第26回 グーテンベルク
グーテンベルク (1394?~1468)
毎年10月、世界最大のブックフェアがドイツの都市フランクフルトで開かれる。この町で最初の見本市が開かれたのは、今から5百年以上前の1462年。グーテンベルクによる活版印刷の発明がそのきっかけである。
グーテンベルクは、フランクフルトの隣町マインツで生まれた。成人してからの職業は警察官であったがやがて印刷に興味を抱き、当時の印刷手法であった版画印刷事業に手を染めるようになった。しかし彼はそれに満足することなく、次に「機械的文字」を使うまったく新しい印刷技術の構想を思い立った。彼が考えた「機械的文字」とは現在でいうところの「活字」にあたる。「活字」は組み合わされて単語を形成し、単語が一枚のぺージをつくる。一枚のぺージの印刷が終ると、「活字」は組み直され別のぺージの印刷に再び使われた。すなわちそこには、文字のユニット化というアイデアによる、システム思考が構築されていたのである。
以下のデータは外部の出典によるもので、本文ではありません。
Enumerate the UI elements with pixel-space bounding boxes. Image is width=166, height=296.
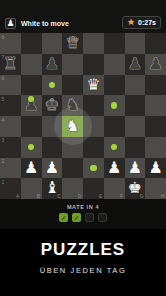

このことの意義はすこぶる大きい。それは単に印刷技術を普遍化、合理化したということにとどまらず、印刷物を通じて大勢の離れた人ともコミュニケーションできるという、いわば「距離の文化」というものを大きく花開かせることになったのである。今日の情報社会の発展を考える時、その出発点はまさにこの「活字」の登場にあったと言っても過言ではないだろう。